Travis Williams

No. 23, 25
- Position: Running back

Personal information
- Born: January 14, 1946 El Dorado, Arkansas, U.S.
- Died: February 17, 1991 (aged 45) Martinez, California, U.S.
- Listed height: 6 ft 1 in (1.85 m)
- Listed weight: 210 lb (95 kg)

Career information
- High school: Harry Ells (Richmond, California)
- College: Arizona State
- NFL draft: 1967: 4th round, 93rd overall pick

Career history
- Green Bay Packers (1967–1970); Los Angeles Rams (1971–1972);

Awards and highlights
- Super Bowl champion (II); NFL champion (1967); Green Bay Packers Hall of Fame; NFL records Single season kick return average 41.1; Kick return touchdowns in a single season (4);

Career NFL statistics
- Rushing yards: 1,166
- Rushing average: 4
- Receptions: 52
- Receiving yards: 598
- Return yards: 3,014
- Total touchdowns: 18
- Stats at Pro Football Reference

= Travis Williams (running back) =

American football player (1946–1991)

Travis Williams (January 14, 1946 – February 17, 1991) was an American professional football player for the Green Bay Packers. Williams attended Harry Ells High School, Contra Costa College and Arizona State University, before being selected in the fourth round of the 1967 NFL/AFL draft at the insistence of Packers' coach Vince Lombardi. He returned four kickoffs for touchdowns in his rookie season in 1967, setting an NFL record. Among the returns were two in one quarter against the Cleveland Browns to set another league record. He also set the record for single-season kickoff return average with 41.06 yards, returning 18 kickoffs for 739 yards, helping the Packers win their second consecutive Super Bowl championship (Super Bowl II).
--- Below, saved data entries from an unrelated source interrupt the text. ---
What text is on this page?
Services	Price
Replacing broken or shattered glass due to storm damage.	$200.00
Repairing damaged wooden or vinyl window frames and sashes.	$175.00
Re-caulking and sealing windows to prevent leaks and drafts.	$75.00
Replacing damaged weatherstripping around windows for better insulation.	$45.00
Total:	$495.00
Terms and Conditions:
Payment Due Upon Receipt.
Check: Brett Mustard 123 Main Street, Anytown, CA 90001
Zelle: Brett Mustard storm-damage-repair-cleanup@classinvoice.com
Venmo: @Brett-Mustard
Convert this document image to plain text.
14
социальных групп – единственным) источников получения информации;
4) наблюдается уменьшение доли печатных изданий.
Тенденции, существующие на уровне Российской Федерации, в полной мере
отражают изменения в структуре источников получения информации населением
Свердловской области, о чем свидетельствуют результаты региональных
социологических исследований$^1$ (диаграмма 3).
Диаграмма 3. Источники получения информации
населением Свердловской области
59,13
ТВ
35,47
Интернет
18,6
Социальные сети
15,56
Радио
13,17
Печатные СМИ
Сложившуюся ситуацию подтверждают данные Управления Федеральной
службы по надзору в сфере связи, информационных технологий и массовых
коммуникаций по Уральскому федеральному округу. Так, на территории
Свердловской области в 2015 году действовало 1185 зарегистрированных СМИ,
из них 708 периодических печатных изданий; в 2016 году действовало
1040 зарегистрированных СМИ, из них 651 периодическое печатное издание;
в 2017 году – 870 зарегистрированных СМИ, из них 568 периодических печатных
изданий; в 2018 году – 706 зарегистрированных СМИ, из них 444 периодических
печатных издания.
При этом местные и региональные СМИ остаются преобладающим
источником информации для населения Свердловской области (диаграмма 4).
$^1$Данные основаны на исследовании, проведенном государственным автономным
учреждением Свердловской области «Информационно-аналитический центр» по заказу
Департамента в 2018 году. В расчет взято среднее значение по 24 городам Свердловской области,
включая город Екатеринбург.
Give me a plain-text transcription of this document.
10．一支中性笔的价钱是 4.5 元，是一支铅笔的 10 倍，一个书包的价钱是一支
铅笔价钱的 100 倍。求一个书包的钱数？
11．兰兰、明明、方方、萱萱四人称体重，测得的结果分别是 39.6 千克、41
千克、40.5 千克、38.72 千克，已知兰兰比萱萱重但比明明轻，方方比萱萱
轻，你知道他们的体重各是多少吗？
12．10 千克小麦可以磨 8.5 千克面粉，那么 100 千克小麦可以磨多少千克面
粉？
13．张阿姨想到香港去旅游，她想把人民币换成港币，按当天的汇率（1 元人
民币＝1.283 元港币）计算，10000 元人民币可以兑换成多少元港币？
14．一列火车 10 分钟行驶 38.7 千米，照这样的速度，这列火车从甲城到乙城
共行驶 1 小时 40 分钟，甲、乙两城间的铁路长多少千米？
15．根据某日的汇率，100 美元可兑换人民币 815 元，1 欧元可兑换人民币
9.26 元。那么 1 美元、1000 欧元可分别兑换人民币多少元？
Williams played four seasons with the Packers and two with the Los Angeles Rams, before a knee injury ended his career prematurely in the 1972 season. He was traded to the Rams along with the Packers' 4th round draft pick in 1971 in exchange for the Rams' 2nd round pick in 1971 (used to select Virgil Robinson) and a 1972 draft pick. Williams finished his career with 4,778 all-purpose yards and 18 touchdowns, 7 of which came on special teams returns. He averaged 16.4 yards per punt return and 27.5 yards per kick return. In his final season, he led the league in yards per kick return, averaging 29.7.

After his playing career was over, Williams worked a series of odd jobs, collecting junk, driving trucks, working as a bouncer and as a security guard. Later in life, he suffered from alcoholism, particularly after his wife died of a drug overdose in 1985. He was often homeless, sometimes sleeping out of his car. In 1988, he was arrested at a demonstration in front of the office of senator Alan Cranston, protesting cuts to public housing projects.

Williams died of heart failure on February 17, 1991, in Martinez, CA near his hometown of Richmond at the age of 45.